International Consolidated Uranium Inc. (“CUR” or the “Company”) (TSXV: CUR) is pleased to announce that it has entered into an agreement with Haywood Securities Inc. as co-lead underwriter and sole bookrunner, and Red Cloud Securities Inc. as co-lead underwriter (the “Underwriters“), pursuant to which the Underwriters have agreed to purchase, on a “bought deal” private placement basis, 4,167,000 units of the Company (the “Units“) at a price of C$1.80 per Unit (the “Issue Price”), for total gross proceeds of C$7,500,600 (the “Offering“). Each Unit shall consist of one common share (a “Common Share”) in the capital of the Company and one-half (1/2) of one common share purchase warrant (each whole common share purchase warrant, a “Warrant”) of the Company. Each Warrant shall be exercisable to acquire one Common Share (a “Warrant Share”) at a price per Warrant Share of C$2.60 for a period of 24 months from the closing date of the Offering.
The Company has granted the Underwriters an option to purchase up to an additional 833,400 Units at the Issue Price (the “Underwriters’ Option“), exercisable in whole or in part at any time up to 48 hours prior to the closing date.
The net proceeds from the Offering are expected to be used for exploration and development of the Company’s uranium properties, for potential acquisitions, and for working capital and general corporate purposes.
The Offering is expected to close on or about June 3, 2021 and is subject to certain conditions including, but not limited to, the receipt of all necessary approvals including the approval of the TSX Venture Exchange. The Units to be issued under the Offering will be subject to a hold period in Canada expiring four months and one day from the closing date of the Offering.
In connection with the Offering, the Underwriters will receive a cash commission of 6.0% of the gross proceeds of the Offering and that number of non-transferable compensation options (the “Compensation Options”) as is equal to 6.0% of the aggregate number of Units sold under the Offering. Each Compensation Option is exercisable to acquire one Common Share of the Company at the Issue Price for a period of 24 months from the closing date of the Offering.
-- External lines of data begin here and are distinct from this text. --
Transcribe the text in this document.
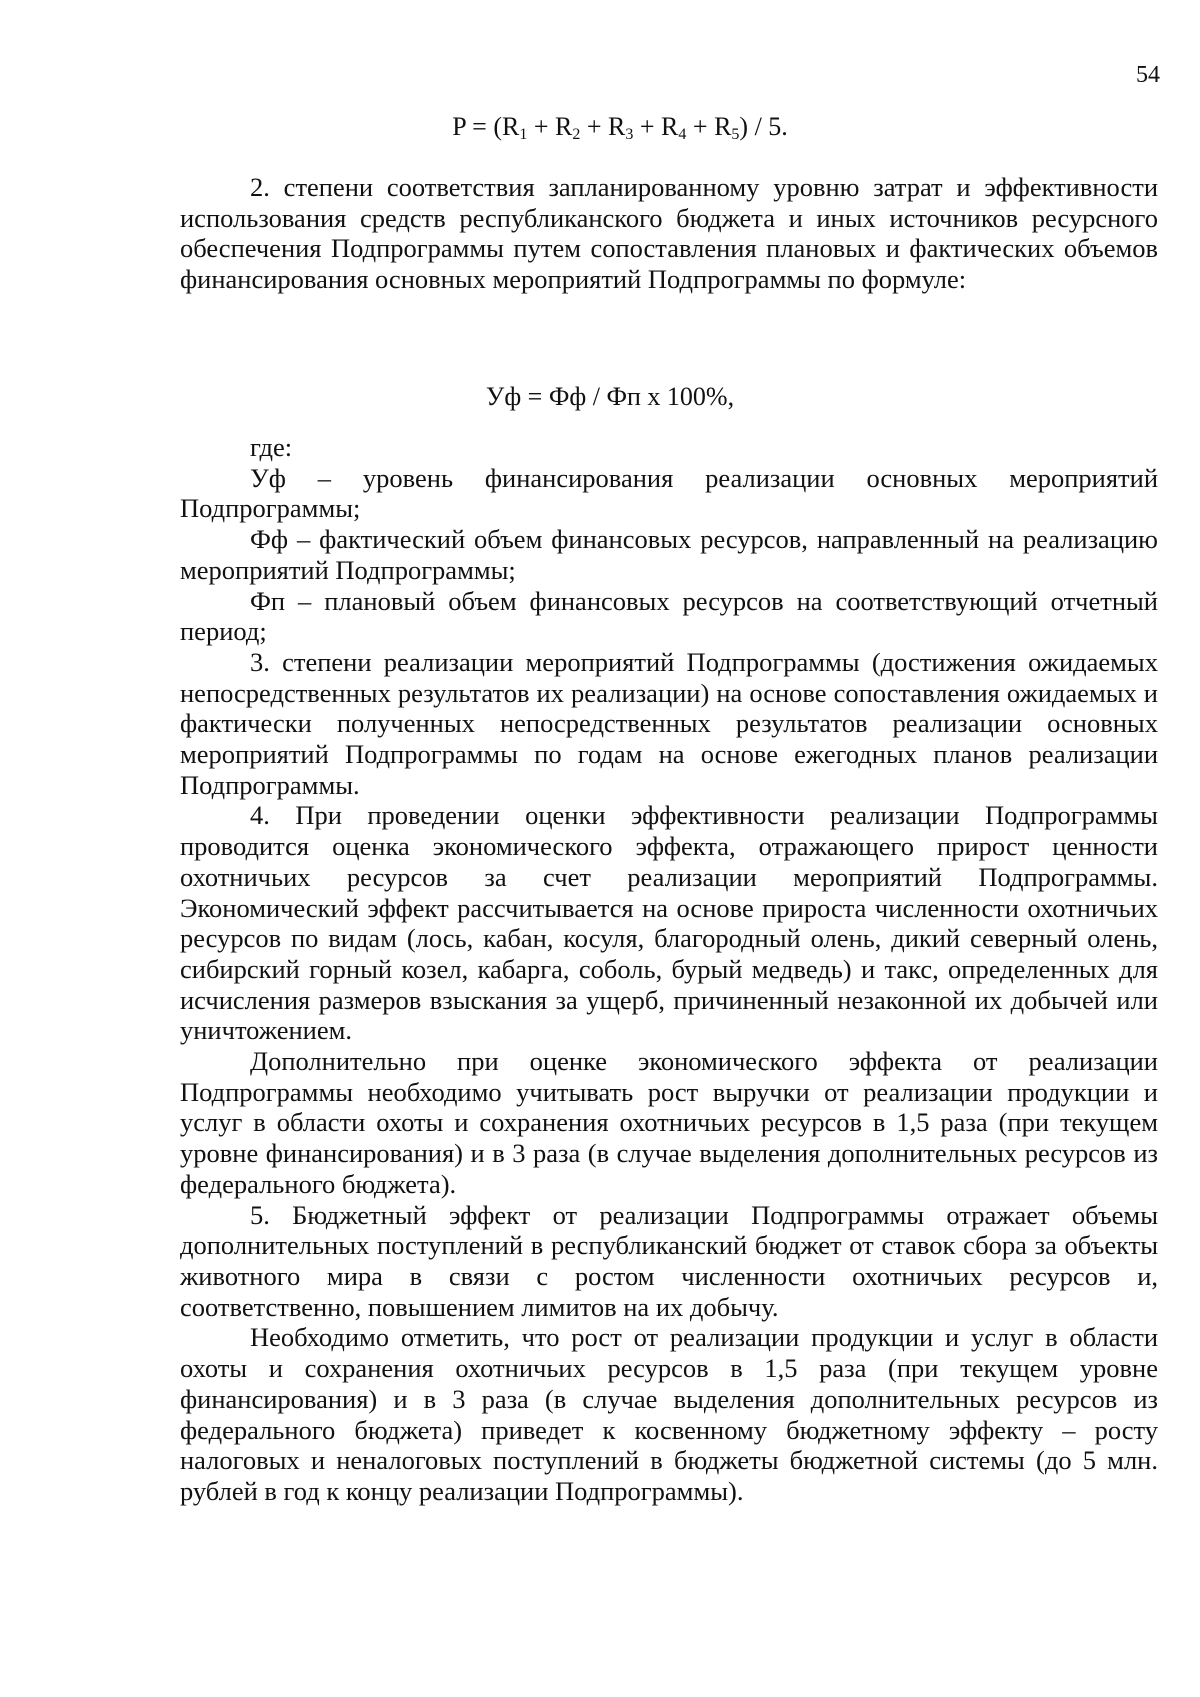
54
$P = (R_1 + R_2 + R_3 + R_4 + R_5) / 5$.

2. степени соответствия запланированному уровню затрат и эффективности использования средств республиканского бюджета и иных источников ресурсного обеспечения Подпрограммы путем сопоставления плановых и фактических объемов финансирования основных мероприятий Подпрограммы по формуле:

Уф = Фф / Фп х 100%,

где:

Уф – уровень финансирования реализации основных мероприятий Подпрограммы;

Фф – фактический объем финансовых ресурсов, направленный на реализацию мероприятий Подпрограммы;

Фп – плановый объем финансовых ресурсов на соответствующий отчетный период;

3. степени реализации мероприятий Подпрограммы (достижения ожидаемых непосредственных результатов их реализации) на основе сопоставления ожидаемых и фактически полученных непосредственных результатов реализации основных мероприятий Подпрограммы по годам на основе ежегодных планов реализации Подпрограммы.

4. При проведении оценки эффективности реализации Подпрограммы проводится оценка экономического эффекта, отражающего прирост ценности охотничьих ресурсов за счет реализации мероприятий Подпрограммы. Экономический эффект рассчитывается на основе прироста численности охотничьих ресурсов по видам (лось, кабан, косуля, благородный олень, дикий северный олень, сибирский горный козел, кабарга, соболь, бурый медведь) и такс, определенных для исчисления размеров взыскания за ущерб, причиненный незаконной их добычей или уничтожением.

Дополнительно при оценке экономического эффекта от реализации Подпрограммы необходимо учитывать рост выручки от реализации продукции и услуг в области охоты и сохранения охотничьих ресурсов в 1,5 раза (при текущем уровне финансирования) и в 3 раза (в случае выделения дополнительных ресурсов из федерального бюджета).

5. Бюджетный эффект от реализации Подпрограммы отражает объемы дополнительных поступлений в республиканский бюджет от ставок сбора за объекты животного мира в связи с ростом численности охотничьих ресурсов и, соответственно, повышением лимитов на их добычу.

Необходимо отметить, что рост от реализации продукции и услуг в области охоты и сохранения охотничьих ресурсов в 1,5 раза (при текущем уровне финансирования) и в 3 раза (в случае выделения дополнительных ресурсов из федерального бюджета) приведет к косвенному бюджетному эффекту – росту налоговых и неналоговых поступлений в бюджеты бюджетной системы (до 5 млн. рублей в год к концу реализации Подпрограммы).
The securities offered have not been registered under the U.S. Securities Act of 1933, as amended, and may not be offered or sold in the United States absent registration or an applicable exemption from the registration requirements. This press release shall not constitute an offer to sell or the solicitation of an offer to buy nor shall there be any sale of the securities in any State in which such offer, solicitation or sale would be unlawful.
About International Consolidated Uranium
International Consolidated Uranium Inc. (formerly, NxGold Ltd.) is a Vancouver-based exploration and development company. The Company has entered option agreements to acquire five uranium projects in Australia, Canada and Argentina each with significant past expenditures and attractive characteristics for development; with Mega Uranium Ltd. (TSX: MGA) the right to acquire a 100% interest in the Ben Lomond and Georgetown uranium projects in Australia; with IsoEnergy Ltd. (TSXV: ISO) the right to acquire a 100% interest in the Mountain Lake uranium project in Nunavut, Canada; with a private individual the right to acquire a 100% interest in the Moran Lake uranium and vanadium project in Labrador, Canada; and with U3O8 Corp. (TSXV: UWE.H), the right to acquire a 100% interest in the Laguna Salada uranium and vanadium project in Argentina. The Company entered into the Mountain Lake option agreement with IsoEnergy on July 16, 2020, and the transaction remains subject to regulatory approval, as does the transaction with U3O8 Corp. on the Laguna Salada Project. In addition, the Company owns 80% of the Mt. Roe gold project located in the Pilbara region of Western Australia and has entered into an earn-in agreement with Meliadine Gold Ltd. to earn up to a 70% interest in the Kuulu Project (formerly known as the Peter Lake Gold Project) in Nunavut.